De fundamental importância são os jogos parlamentares, esportivos e da civilidade, além do monopólio legítimo da violência, ou seja, cidadãos desarmados, temas apenas mencionados por Soares, mas que aparecem disfarçados sob outros signos no final do livro, quando discute, enfim, as políticas públicas -em especial o desarmamento e o papel da polícia no aumento ou diminuição da criminalidade em várias cidades do continente americano.

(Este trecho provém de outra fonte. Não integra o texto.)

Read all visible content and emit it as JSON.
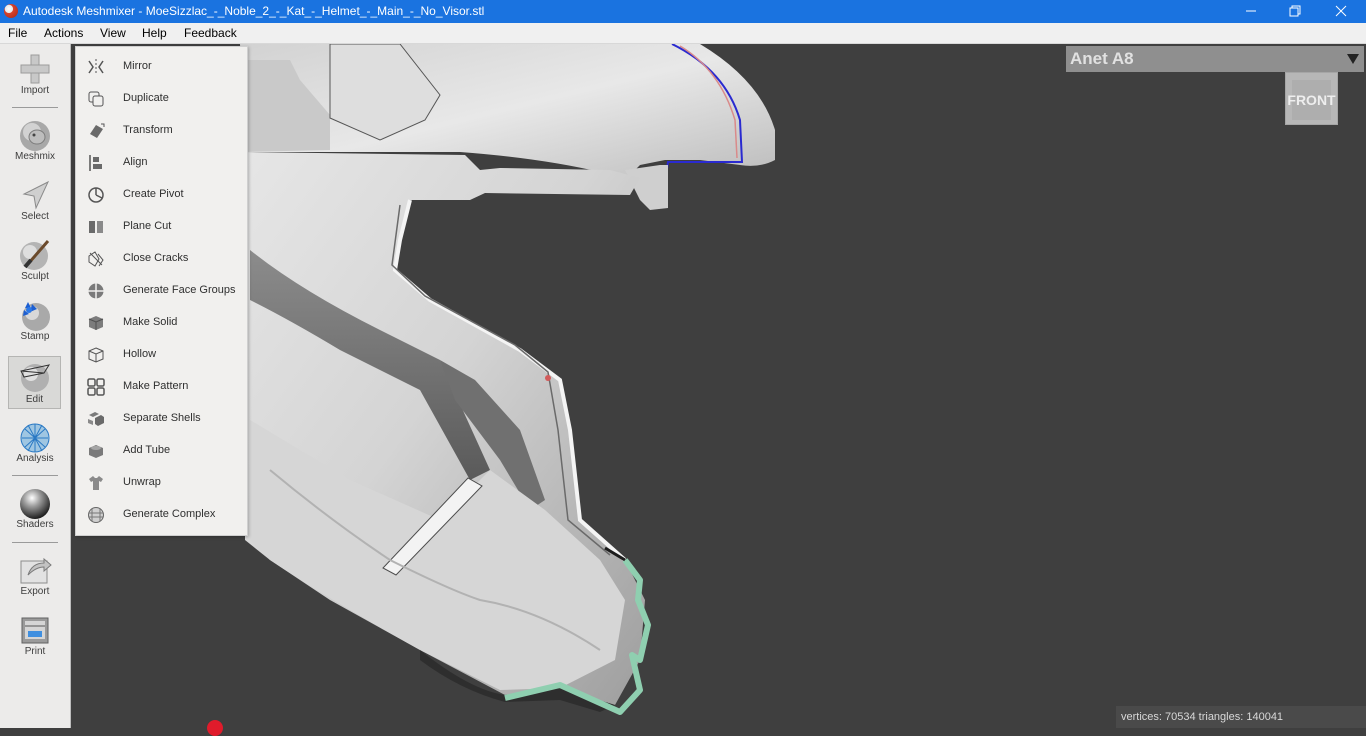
{
  "window": {
    "title": "Autodesk Meshmixer - MoeSizzlac_-_Noble_2_-_Kat_-_Helmet_-_Main_-_No_Visor.stl",
    "minimize_icon": "minimize-icon",
    "maximize_icon": "restore-icon",
    "close_icon": "close-icon"
  },
  "menubar": {
    "items": [
      "File",
      "Actions",
      "View",
      "Help",
      "Feedback"
    ]
  },
  "toolbar": {
    "tools": [
      {
        "label": "Import",
        "icon": "plus-icon"
      },
      {
        "label": "Meshmix",
        "icon": "meshmix-bunny-icon"
      },
      {
        "label": "Select",
        "icon": "arrow-cursor-icon"
      },
      {
        "label": "Sculpt",
        "icon": "brush-sphere-icon"
      },
      {
        "label": "Stamp",
        "icon": "stamp-sphere-icon"
      },
      {
        "label": "Edit",
        "icon": "edit-sphere-icon",
        "active": true
      },
      {
        "label": "Analysis",
        "icon": "mesh-sphere-icon"
      },
      {
        "label": "Shaders",
        "icon": "chrome-sphere-icon"
      },
      {
        "label": "Export",
        "icon": "export-icon"
      },
      {
        "label": "Print",
        "icon": "printer-icon"
      }
    ]
  },
  "edit_menu": {
    "items": [
      {
        "label": "Mirror",
        "icon": "mirror-icon"
      },
      {
        "label": "Duplicate",
        "icon": "duplicate-icon"
      },
      {
        "label": "Transform",
        "icon": "transform-icon"
      },
      {
        "label": "Align",
        "icon": "align-icon"
      },
      {
        "label": "Create Pivot",
        "icon": "pivot-icon"
      },
      {
        "label": "Plane Cut",
        "icon": "plane-cut-icon"
      },
      {
        "label": "Close Cracks",
        "icon": "close-cracks-icon"
      },
      {
        "label": "Generate Face Groups",
        "icon": "face-groups-icon"
      },
      {
        "label": "Make Solid",
        "icon": "solid-cube-icon"
      },
      {
        "label": "Hollow",
        "icon": "hollow-cube-icon"
      },
      {
        "label": "Make Pattern",
        "icon": "pattern-grid-icon"
      },
      {
        "label": "Separate Shells",
        "icon": "separate-shells-icon"
      },
      {
        "label": "Add Tube",
        "icon": "tube-icon"
      },
      {
        "label": "Unwrap",
        "icon": "unwrap-shirt-icon"
      },
      {
        "label": "Generate Complex",
        "icon": "complex-sphere-icon"
      }
    ]
  },
  "printer": {
    "name": "Anet A8",
    "dropdown_icon": "triangle-down-icon"
  },
  "viewcube": {
    "face": "FRONT"
  },
  "stats": {
    "text": "vertices: 70534 triangles: 140041"
  },
  "colors": {
    "titlebar": "#1a73e0",
    "viewport": "#3f3f3f",
    "selection_boundary": "#8fcfb0",
    "edge_highlight": "#2020c8"
  }
}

Marcelo Lopes de Souza (em "Fobópole - O Medo Generalizado e a Militarização da Questão Urbana", ed. Bertrand Brasil, 288 págs., R$ 37) adota a estratégia oposta de montar o quadro das explicações para o imenso quebra-cabeça em que se tornou a segurança no Rio de Janeiro, com o foco nos afetos e nas percepções dos moradores da cidade.

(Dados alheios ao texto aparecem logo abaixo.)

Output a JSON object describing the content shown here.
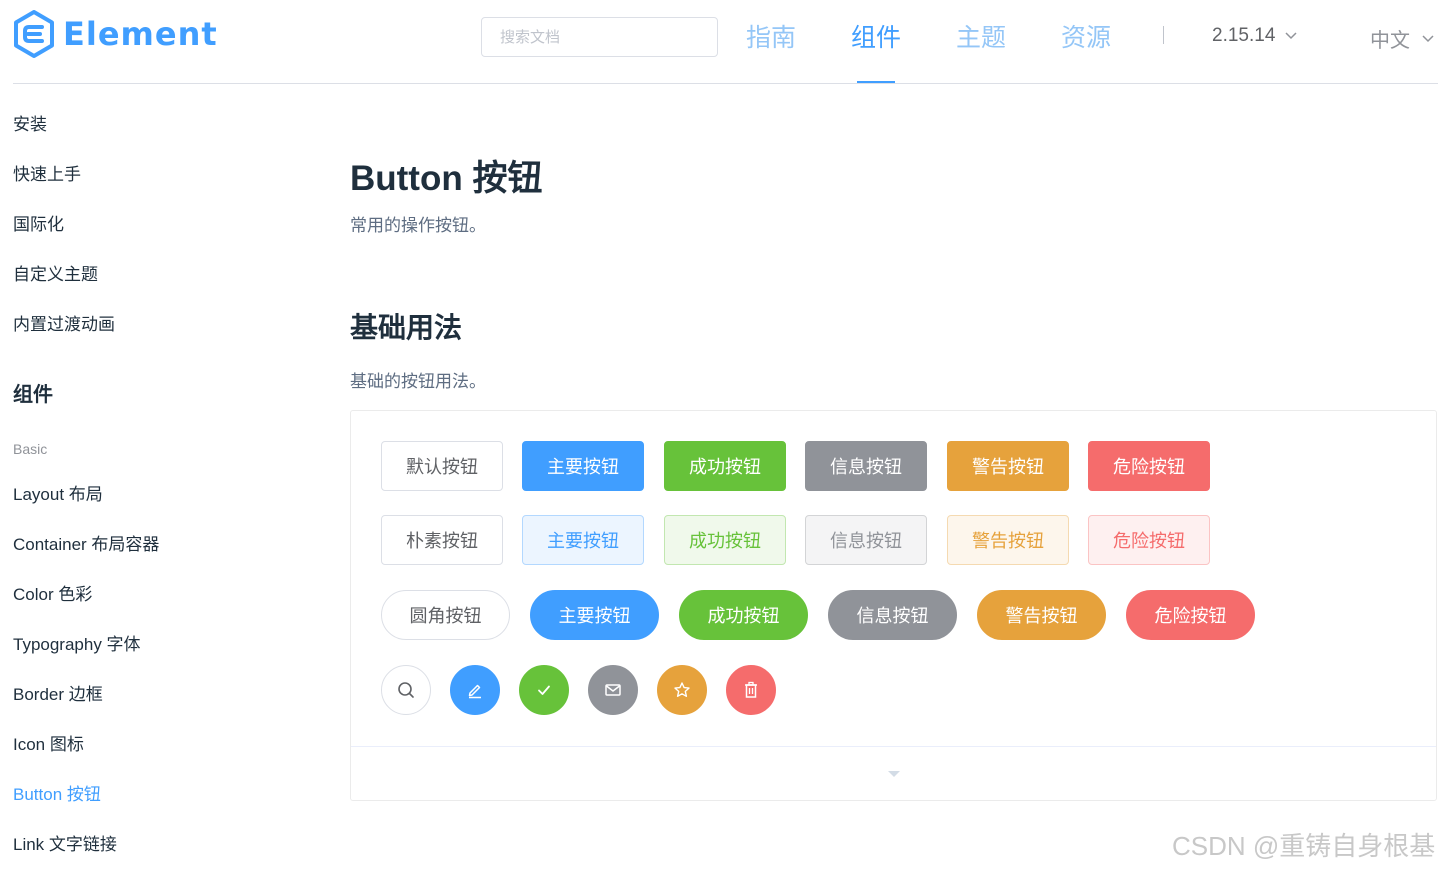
{
  "header": {
    "logo_text": "Element",
    "search_placeholder": "搜索文档",
    "nav": [
      {
        "label": "指南",
        "active": false
      },
      {
        "label": "组件",
        "active": true
      },
      {
        "label": "主题",
        "active": false
      },
      {
        "label": "资源",
        "active": false
      }
    ],
    "version": "2.15.14",
    "language": "中文"
  },
  "sidebar": {
    "items_top": [
      "安装",
      "快速上手",
      "国际化",
      "自定义主题",
      "内置过渡动画"
    ],
    "group_title": "组件",
    "subgroup_title": "Basic",
    "items_basic": [
      "Layout 布局",
      "Container 布局容器",
      "Color 色彩",
      "Typography 字体",
      "Border 边框",
      "Icon 图标",
      "Button 按钮",
      "Link 文字链接"
    ],
    "active_item": "Button 按钮"
  },
  "main": {
    "title": "Button 按钮",
    "description": "常用的操作按钮。",
    "section_title": "基础用法",
    "section_description": "基础的按钮用法。",
    "row_default": [
      "默认按钮",
      "主要按钮",
      "成功按钮",
      "信息按钮",
      "警告按钮",
      "危险按钮"
    ],
    "row_plain": [
      "朴素按钮",
      "主要按钮",
      "成功按钮",
      "信息按钮",
      "警告按钮",
      "危险按钮"
    ],
    "row_round": [
      "圆角按钮",
      "主要按钮",
      "成功按钮",
      "信息按钮",
      "警告按钮",
      "危险按钮"
    ],
    "row_circle_icons": [
      "search-icon",
      "edit-icon",
      "check-icon",
      "message-icon",
      "star-icon",
      "delete-icon"
    ]
  },
  "colors": {
    "primary": "#409EFF",
    "success": "#67C23A",
    "info": "#909399",
    "warning": "#E6A23C",
    "danger": "#F56C6C"
  },
  "watermark": "CSDN @重铸自身根基"
}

Afirma que a preocupação com a segurança acompanha os urbanitas ao longo da história das cidades, mas que nem sempre a violência e a insegurança afetaram a vida cotidiana nelas a ponto de alterar a circulação no espaço urbano e as formas espaciais que este adquire.

Auto-segregação
Refere-se aos encraves territoriais ilegais que restringem o ir-e-vir dos moradores e dos agentes estatais, inclusive policiais, bem como aos condomínios da cidade vigiada.
Para ele, mais que a militarização das atividades ilegais nesses encraves, é o medo que vai explicar a auto-segregação das "elites" e "classes médias" em condomínios. Fobópole, nome do seu livro, é a cidade dominada pelo medo da criminalidade urbana.
Não é conclusão nova, mas a questão é tratada com riqueza de dados sobre a organização do espaço urbano, ao mesmo tempo produto social e condicionante das relações sociais, portanto também da violência.
Suas propostas finais são, por isso, mais coerentes e claras. Não se trata de eliminar a violência em paradisíaca e monótona cidade, mas de diminuir a criminalidade violenta motivada por pobreza e desigualdade com políticas públicas discutidas em nível local, combinando medidas institucionais com as socioespaciais que incidiriam sobre a fragmentação social, revertendo um quadro há longo tempo instalado no Rio de Janeiro e em São Paulo.
Não é tarefa fácil, mas é imprescindível. O resto seria apenas paliativo. No entanto alerta para que, enquanto perdurarem as facilidades globais e nacionais para o tráfico de drogas, as cidades brasileiras continuarão a enfrentar sérios problemas de segurança. Como combinar tais questões tão complexas em estratégias políticas é o que ainda está por ser concretizado. Os dois livros oferecem sugestões já adotadas e outras que vale a pena perseguir.


ALBA ZALUAR é antropóloga e autora de, entre outros livros, "Integração Perversa - Pobreza e Tráfico de Drogas" (FGV).